February's quickly turning into a mini-June. Adding to last week's surprising romantic hit, we have three more potential mini-blockbusters covering three pretty disparate genres on Valentine's Day weekend, with what marketing departments ensure me are three entirely original films.
Weekend Forecast for February 12-14, 2010
By Reagen Sulewski
February 12, 2010
Likely to lead them, appropriately enough, is Valentine's Day, the latest monstrosity from Garry Marshall, who swears he's never heard of the film Love, Actually, no matter how many times you point it out, dammit! Starring... pretty much everyone, Valentine's Day is a sort of omnibus love story featuring a group of intertwining couples all around Los Angeles on February 14th. Please stop mentioning this Love, Actuary film or whatever, it's making Mr. Marshall very angry!
Among the biggest names in this film are Julia Roberts, Ashton Kutcher, both Jessicas, Bradley Cooper, Jamie Foxx, Jennifer Garner, Patrick Dempsey... basically, if you're not in this film, you should probably call your agent.
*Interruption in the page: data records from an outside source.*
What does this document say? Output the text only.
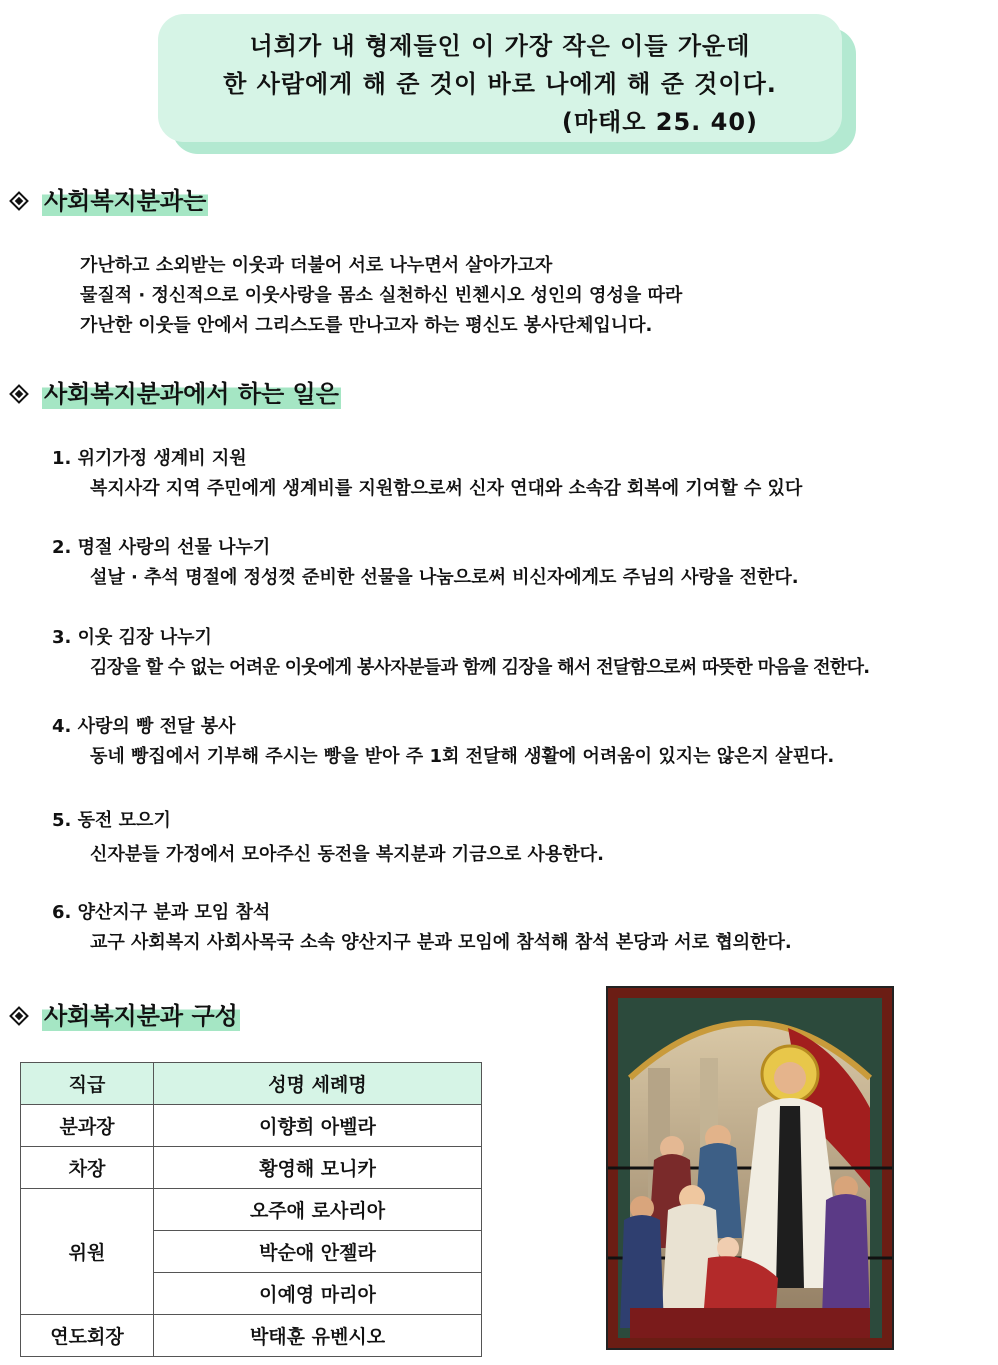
너희가 내 형제들인 이 가장 작은 이들 가운데
한 사람에게 해 준 것이 바로 나에게 해 준 것이다.
(마태오 25. 40)
사회복지분과는
가난하고 소외받는 이웃과 더불어 서로 나누면서 살아가고자
물질적 · 정신적으로 이웃사랑을 몸소 실천하신 빈첸시오 성인의 영성을 따라
가난한 이웃들 안에서 그리스도를 만나고자 하는 평신도 봉사단체입니다.
사회복지분과에서 하는 일은
1. 위기가정 생계비 지원
복지사각 지역 주민에게 생계비를 지원함으로써 신자 연대와 소속감 회복에 기여할 수 있다
2. 명절 사랑의 선물 나누기
설날 · 추석 명절에 정성껏 준비한 선물을 나눔으로써 비신자에게도 주님의 사랑을 전한다.
3. 이웃 김장 나누기
김장을 할 수 없는 어려운 이웃에게 봉사자분들과 함께 김장을 해서 전달함으로써 따뜻한 마음을 전한다.
4. 사랑의 빵 전달 봉사
동네 빵집에서 기부해 주시는 빵을 받아 주 1회 전달해 생활에 어려움이 있지는 않은지 살핀다.
5. 동전 모으기
신자분들 가정에서 모아주신 동전을 복지분과 기금으로 사용한다.
6. 양산지구 분과 모임 참석
교구 사회복지 사회사목국 소속 양산지구 분과 모임에 참석해 참석 본당과 서로 협의한다.
사회복지분과 구성
직급	성명 세례명
분과장	이향희 아벨라
차장	황영해 모니카
위원	오주애 로사리아
	박순애 안젤라
	이예영 마리아
연도회장	박태훈 유벤시오
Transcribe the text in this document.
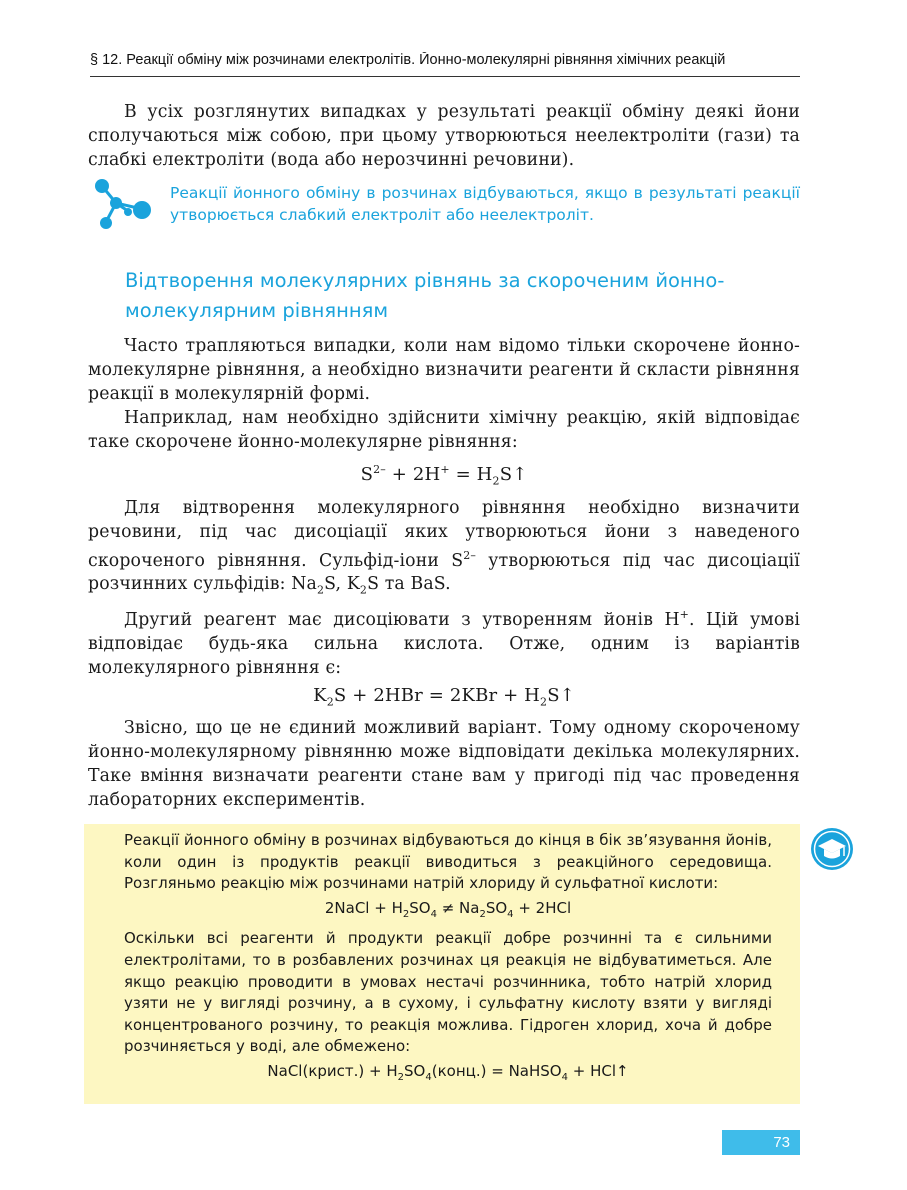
§ 12. Реакції обміну між розчинами електролітів. Йонно-молекулярні рівняння хімічних реакцій

В усіх розглянутих випадках у результаті реакції обміну деякі йони сполучаються між собою, при цьому утворюються неелектроліти (гази) та слабкі електроліти (вода або нерозчинні речовини).

Реакції йонного обміну в розчинах відбуваються, якщо в результаті реакції утворюється слабкий електроліт або неелектроліт.
Відтворення молекулярних рівнянь за скороченим йонно-молекулярним рівнянням

Часто трапляються випадки, коли нам відомо тільки скорочене йонно-молекулярне рівняння, а необхідно визначити реагенти й скласти рівняння реакції в молекулярній формі.

Наприклад, нам необхідно здійснити хімічну реакцію, якій відповідає таке скорочене йонно-молекулярне рівняння:

$S^{2-} + 2H^+$ = $H_2S↑$

Для відтворення молекулярного рівняння необхідно визначити речовини, під час дисоціації яких утворюються йони з наведеного скороченого рівняння. Сульфід-іони $S^{2-}$ утворюються під час дисоціації розчинних сульфідів: $Na_2S$, $K_2S$ та BaS.

Другий реагент має дисоціювати з утворенням йонів H+. Цій умові відповідає будь-яка сильна кислота. Отже, одним із варіантів молекулярного рівняння є:

$K_2S + 2HBr = 2KBr$ + $H_2S↑$

Звісно, що це не єдиний можливий варіант. Тому одному скороченому йонно-молекулярному рівнянню може відповідати декілька молекулярних. Таке вміння визначати реагенти стане вам у пригоді під час проведення лабораторних експериментів.

Реакції йонного обміну в розчинах відбуваються до кінця в бік зв’язування йонів, коли один із продуктів реакції виводиться з реакційного середовища. Розгляньмо реакцію між розчинами натрій хлориду й сульфатної кислоти:

2NaCl + $H_2SO_4 \ne Na_2SO_4 + 2HCl$

Оскільки всі реагенти й продукти реакції добре розчинні та є сильними електролітами, то в розбавлених розчинах ця реакція не відбуватиметься. Але якщо реакцію проводити в умовах нестачі розчинника, тобто натрій хлорид узяти не у вигляді розчину, а в сухому, і сульфатну кислоту взяти у вигляді концентрованого розчину, то реакція можлива. Гідроген хлорид, хоча й добре розчиняється у воді, але обмежено:

NaCl(крист.) + $H_2SO_4(конц.)$ = NaHSO$_4$ + HCl↑
73
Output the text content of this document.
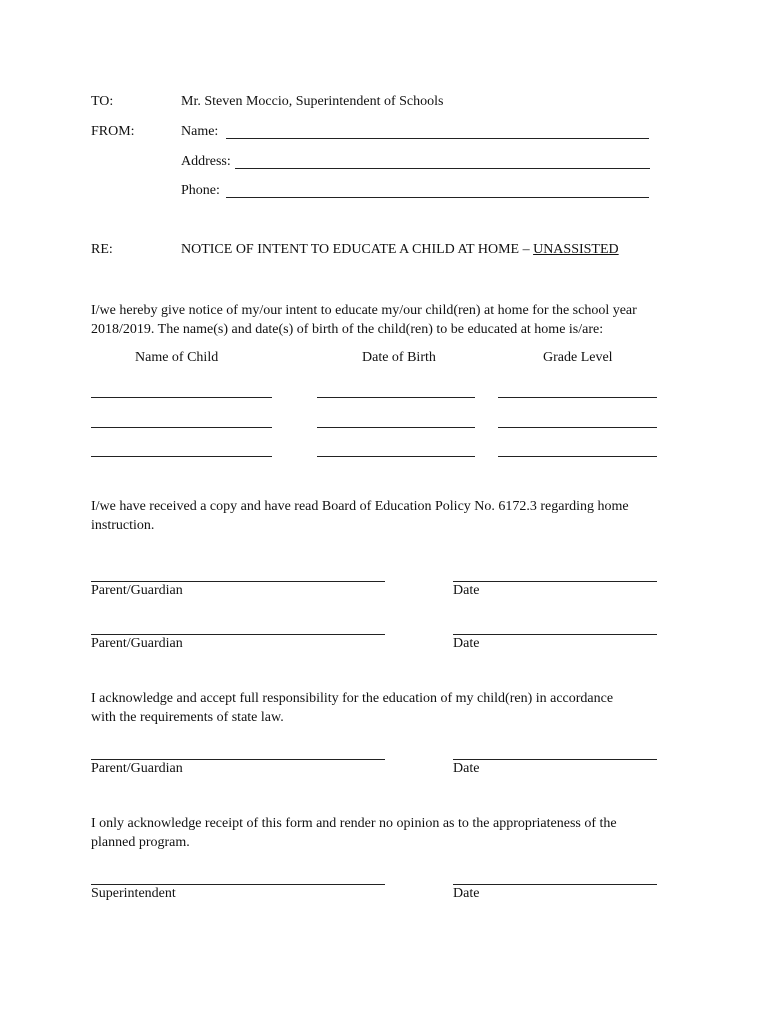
TO:	Mr. Steven Moccio, Superintendent of Schools
FROM:	Name:
Address:
Phone:
RE:	NOTICE OF INTENT TO EDUCATE A CHILD AT HOME – UNASSISTED
I/we hereby give notice of my/our intent to educate my/our child(ren) at home for the school year
2018/2019. The name(s) and date(s) of birth of the child(ren) to be educated at home is/are:
Name of Child	Date of Birth	Grade Level
I/we have received a copy and have read Board of Education Policy No. 6172.3 regarding home
instruction.
Parent/Guardian	Date
Parent/Guardian	Date
I acknowledge and accept full responsibility for the education of my child(ren) in accordance
with the requirements of state law.
Parent/Guardian	Date
I only acknowledge receipt of this form and render no opinion as to the appropriateness of the
planned program.
Superintendent	Date
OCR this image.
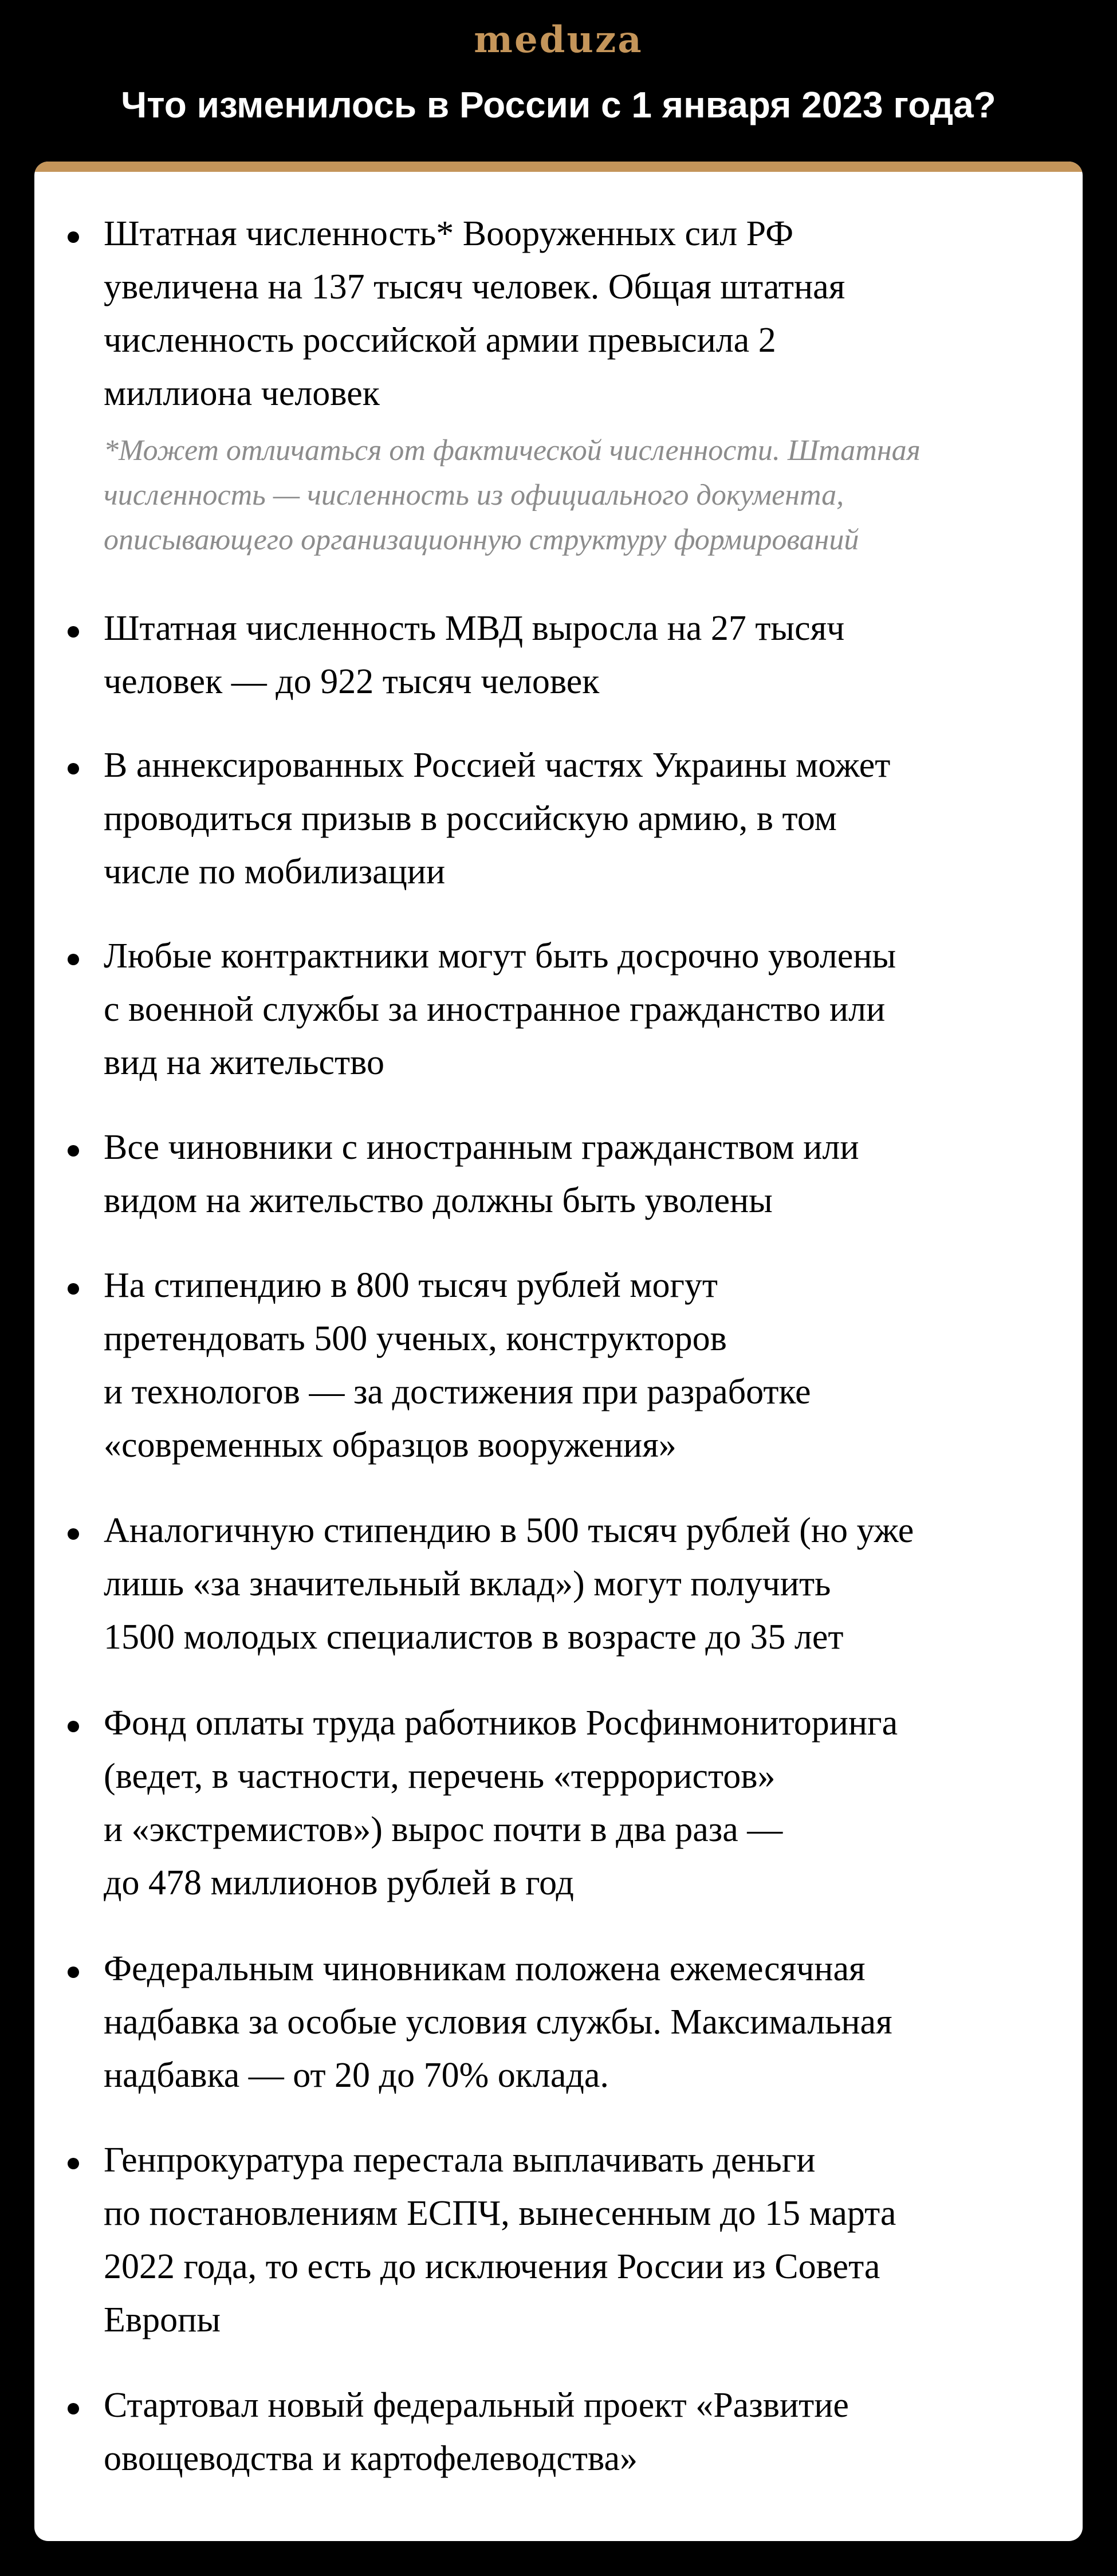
meduza
Что изменилось в России с 1 января 2023 года?

Штатная численность* Вооруженных сил РФ
увеличена на 137 тысяч человек. Общая штатная
численность российской армии превысила 2
миллиона человек

*Может отличаться от фактической численности. Штатная
численность — численность из официального документа,
описывающего организационную структуру формирований

Штатная численность МВД выросла на 27 тысяч
человек — до 922 тысяч человек

В аннексированных Россией частях Украины может
проводиться призыв в российскую армию, в том
числе по мобилизации

Любые контрактники могут быть досрочно уволены
с военной службы за иностранное гражданство или
вид на жительство

Все чиновники с иностранным гражданством или
видом на жительство должны быть уволены

На стипендию в 800 тысяч рублей могут
претендовать 500 ученых, конструкторов
и технологов — за достижения при разработке
«современных образцов вооружения»

Аналогичную стипендию в 500 тысяч рублей (но уже
лишь «за значительный вклад») могут получить
1500 молодых специалистов в возрасте до 35 лет

Фонд оплаты труда работников Росфинмониторинга
(ведет, в частности, перечень «террористов»
и «экстремистов») вырос почти в два раза —
до 478 миллионов рублей в год

Федеральным чиновникам положена ежемесячная
надбавка за особые условия службы. Максимальная
надбавка — от 20 до 70% оклада.

Генпрокуратура перестала выплачивать деньги
по постановлениям ЕСПЧ, вынесенным до 15 марта
2022 года, то есть до исключения России из Совета
Европы

Стартовал новый федеральный проект «Развитие
овощеводства и картофелеводства»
On the other hand, if you are in this film, you get about seven minutes of screen time, so no big loss, really.
Marshall (picture me saying this name while screaming at the heavens) is already planning on developing this into a franchise of sorts, with New Year's Day already in the works for the end of 2011, and Arbor Day and Secretary's Day surely soon behind. Our best chance to stop him comes this very weekend, though I fear you're not going to heed my call because of convenience of going to this movie on the day that it's about. Damn you, cheap Hallmark sentiment! Despite terrible reviews, this should open up with about $32 million at over 3,600 venues.
At the risk of recycling a joke from just three paragraphs ago, the producers of Percy Jackson & the Olympians: The Lightning Thief would prefer you not think at all about the Harry Potter films when you look their movie, coming out this weekend. Just because it deals with a young, chosen boy with special powers who goes up against forces beyond his control is no reason for you to think that those movies would be in any way similar. In any way similar!
Based on a popular (but not that popular) series of young adult novels about a boy who discovers he's descended from a Greek god, Percy Jackson finds himself in the middle of an ancient battle between factions ... what? Shut up, it's a standard trope! Directed by Chris Columbus (*cough*), it also features a few star turns as the gods, including Uma Thurman, Pierce Brosnan, Rosario Dawson and Sean Bean, among others. And, as much as I knock this film, it looks like a fairly fun diversion for preteens and somewhat tolerable for adults (and the producers of Clash of the Titans have to be *pissed*). That crossover audience is going to be much, much smaller than for a film like Harry Potter, but opening at about 3,300 venues, it should still see about $19 million this weekend.
Finally, we have The Wolfman... oh, come on! You're not even trying! Anyway, a remake of the classic Universal horror film (a la their treatments of Frankenstein and The Mummy), this stars Benicio Del Toro as the title character, a man cursed after being bitten by a strange creature, and transforming with the full moon. It also stars Emily Blunt as his love interest, Anthony Hopkins as an evil mentor, sort of bizarro Zorro, and Hugo Weaving as the man tasked with hunting down the beast that Del Toro has become.
Venturing into the gothic horror action realm, The Wolfman seems to be going for that "scary, but not too scary" tightrope walk, earning an R for gore but still retaining a kind of comic feel. This feels like a mistake, as it's probably going to be a bit too intense for audiences looking for a fun treatment of the material, and maybe too tame for audiences used to films like Saw. Reviews are also not kind at all to it, feeling that it's all slasher film and no substance, a disappointment for material with so much depth and with the best chance of delivering us from the freaking vampire trend. Opening at about 3,200 venues, it should come in with around $17 million.
Valentine's Day will have significant competition for this weekend's romantic film title, as Dear John returns after its surprising $30 million opening weekend. Far more tragic than comic, this most recent adaptation of a Nicholas Sparks novel transcended its rather threadworn premise (soldier off to war finds doomed love) and blandish leads for a box office win. With the February 14th weekend upon us, this should hold over well, for a weekend of about $20 million.
Avatar was dethroned at the box office but will simply have to console itself with having earned close to $650 million domestic so far. It actually suffered its most significant drop since its opening weekend, possibly perhaps due to there being a film with a sizable take. If so, the difference was just a couple of million, so really no biggie. What's maybe a bit more surprising is how this came the weekend after Oscar nominations, which ought to have kept it afloat - though perhaps no one really needed convincing at this point. I'd look for still another solid weekend of about $18 million.
Last week's other opener, From Paris With Love, was an unmitigated flop, starting with just $8 million. Bald, gun-toting Travolta just ain't selling. Despite having Love in the title, it'll drop to just over $4 million this weekend.
Of Oscar nominated films, only Crazy Heart, with two acting nominations, is still expanding, though only by a couple hundred more screens. It entered the top 10 with about $3.5 million last weekend, and should hold at around $3 million again.